How do you know that the microbes are growing if they're in a 0 oxygen environment, I guess you can't take them out of the bottle or you'll kill the one you extract and possibly the ones you keep in there?

hi Erik, you are right- i

hi Erik,

you are right- i wont remove the samples unless in the anaerobic chamber back in my lab at USC. if there appears to be growth in anaerobic cultures, upon returning back to USC i will transfer some sample to fresh media to try to isolate single species and also analyze some of the sample for molecular biology, which can tell me who is growing in the enrichments (by looking at the 16S rRNA gene, a kind of fingerprint for prokaryotic species).

wonderful blog.
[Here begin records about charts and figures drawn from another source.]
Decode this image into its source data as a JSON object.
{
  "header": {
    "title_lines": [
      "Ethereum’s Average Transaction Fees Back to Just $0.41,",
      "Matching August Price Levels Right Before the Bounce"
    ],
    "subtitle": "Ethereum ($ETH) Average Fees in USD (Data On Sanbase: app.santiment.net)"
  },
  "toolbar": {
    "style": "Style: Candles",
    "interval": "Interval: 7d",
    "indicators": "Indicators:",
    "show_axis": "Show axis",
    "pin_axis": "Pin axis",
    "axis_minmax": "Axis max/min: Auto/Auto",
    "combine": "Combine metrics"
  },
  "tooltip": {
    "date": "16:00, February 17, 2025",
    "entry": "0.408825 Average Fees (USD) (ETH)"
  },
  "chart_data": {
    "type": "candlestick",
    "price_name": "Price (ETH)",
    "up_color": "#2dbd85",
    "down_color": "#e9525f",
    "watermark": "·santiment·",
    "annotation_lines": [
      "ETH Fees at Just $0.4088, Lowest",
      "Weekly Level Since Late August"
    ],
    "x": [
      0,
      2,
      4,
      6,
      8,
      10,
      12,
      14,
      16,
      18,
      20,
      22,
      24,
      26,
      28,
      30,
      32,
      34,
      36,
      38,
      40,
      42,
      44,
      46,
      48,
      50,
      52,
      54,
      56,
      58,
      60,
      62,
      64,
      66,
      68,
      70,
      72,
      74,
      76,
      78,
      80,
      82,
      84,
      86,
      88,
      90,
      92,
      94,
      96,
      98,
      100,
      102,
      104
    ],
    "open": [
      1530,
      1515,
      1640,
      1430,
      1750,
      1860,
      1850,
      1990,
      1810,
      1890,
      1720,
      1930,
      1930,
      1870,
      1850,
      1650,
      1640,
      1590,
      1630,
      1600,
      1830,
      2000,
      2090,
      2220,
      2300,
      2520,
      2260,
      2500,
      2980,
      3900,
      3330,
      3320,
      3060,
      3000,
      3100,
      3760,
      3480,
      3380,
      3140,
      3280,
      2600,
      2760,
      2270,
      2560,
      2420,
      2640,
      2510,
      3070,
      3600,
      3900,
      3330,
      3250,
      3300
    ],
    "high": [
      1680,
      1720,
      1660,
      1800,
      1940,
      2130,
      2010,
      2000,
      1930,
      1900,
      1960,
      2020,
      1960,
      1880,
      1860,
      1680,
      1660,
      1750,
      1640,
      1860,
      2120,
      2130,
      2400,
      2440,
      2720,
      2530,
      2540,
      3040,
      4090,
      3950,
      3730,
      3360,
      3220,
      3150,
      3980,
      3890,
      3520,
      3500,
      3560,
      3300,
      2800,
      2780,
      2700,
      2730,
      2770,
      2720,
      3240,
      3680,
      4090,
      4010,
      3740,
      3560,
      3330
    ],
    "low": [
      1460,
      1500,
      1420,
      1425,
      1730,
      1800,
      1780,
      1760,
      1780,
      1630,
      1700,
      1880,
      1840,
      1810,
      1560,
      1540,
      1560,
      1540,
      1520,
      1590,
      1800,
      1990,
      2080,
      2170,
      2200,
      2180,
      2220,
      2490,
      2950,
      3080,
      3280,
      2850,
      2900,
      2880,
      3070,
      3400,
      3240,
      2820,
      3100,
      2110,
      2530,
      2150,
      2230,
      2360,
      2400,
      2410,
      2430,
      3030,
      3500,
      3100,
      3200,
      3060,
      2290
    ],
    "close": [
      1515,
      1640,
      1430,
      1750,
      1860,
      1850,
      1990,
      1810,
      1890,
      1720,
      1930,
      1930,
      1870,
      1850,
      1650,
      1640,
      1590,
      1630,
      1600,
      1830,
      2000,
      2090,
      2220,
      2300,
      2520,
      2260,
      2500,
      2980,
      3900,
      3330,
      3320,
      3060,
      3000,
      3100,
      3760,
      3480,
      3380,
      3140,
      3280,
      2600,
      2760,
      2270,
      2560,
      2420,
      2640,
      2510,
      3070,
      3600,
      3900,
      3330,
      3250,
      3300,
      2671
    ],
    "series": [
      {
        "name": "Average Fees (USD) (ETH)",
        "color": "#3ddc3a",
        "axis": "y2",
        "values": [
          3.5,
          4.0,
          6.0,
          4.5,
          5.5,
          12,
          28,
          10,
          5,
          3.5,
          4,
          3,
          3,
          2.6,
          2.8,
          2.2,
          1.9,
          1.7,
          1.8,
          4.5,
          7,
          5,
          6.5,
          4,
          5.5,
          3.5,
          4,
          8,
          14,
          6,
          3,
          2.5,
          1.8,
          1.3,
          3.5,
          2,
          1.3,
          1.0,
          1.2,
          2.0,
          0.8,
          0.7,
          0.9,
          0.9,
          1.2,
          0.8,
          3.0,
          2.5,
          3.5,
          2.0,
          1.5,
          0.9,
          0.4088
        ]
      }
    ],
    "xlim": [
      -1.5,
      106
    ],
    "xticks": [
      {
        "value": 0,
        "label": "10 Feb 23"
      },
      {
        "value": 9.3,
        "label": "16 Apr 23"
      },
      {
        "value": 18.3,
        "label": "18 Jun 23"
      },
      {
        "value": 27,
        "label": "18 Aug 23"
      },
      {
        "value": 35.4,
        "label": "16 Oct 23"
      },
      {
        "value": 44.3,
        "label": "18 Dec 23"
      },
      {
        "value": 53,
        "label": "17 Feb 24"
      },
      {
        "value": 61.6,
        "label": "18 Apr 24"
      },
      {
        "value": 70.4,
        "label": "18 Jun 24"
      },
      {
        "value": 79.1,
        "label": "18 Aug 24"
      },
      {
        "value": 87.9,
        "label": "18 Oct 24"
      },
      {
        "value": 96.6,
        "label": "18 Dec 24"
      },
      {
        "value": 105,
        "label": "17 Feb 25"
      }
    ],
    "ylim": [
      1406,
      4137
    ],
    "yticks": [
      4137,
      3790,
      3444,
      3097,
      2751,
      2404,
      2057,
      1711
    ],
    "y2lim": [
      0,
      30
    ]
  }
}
I hope to

wonderful blog. I hope to learn more about microbes by exploring the sinkholes in Lake Huron in the spring with a ROV like the ones built on the JR in Exp 327. There are some interesting microbes down there, some that don't like oxygen too. I have a lot to learn. Perhaps I will comment again. Do you know much about these microbes in the Lake Huron sinkholes? They are listed at http://www.gvsu.edu/cms3/assets/1DD95C9E-F727-23D4-DE820C2CEBEC370A/publ... -thanks, Jkane@toledosua.org

Great Lake sinkholes

I don't know much about the Lake Huron sinkholes, but they appear to be similar to some my colleague is working on in Lake Michigan. Sinkholes are interesting environments due to the unusual geochemical gradients present that allow for the growth of some fascinating microbes- good luck learning about those!

do they use OsmoSamplers to

do they use OsmoSamplers to study the sinkholes in Lake Michigan? Jackie K

Thanks, Ill keep working and

Thanks, Ill keep working and be in touch.... jackie k

Sounds really exciting, I'm

Sounds really exciting, I'm looking forward to seeing what you discover! Good luck out there and have fun!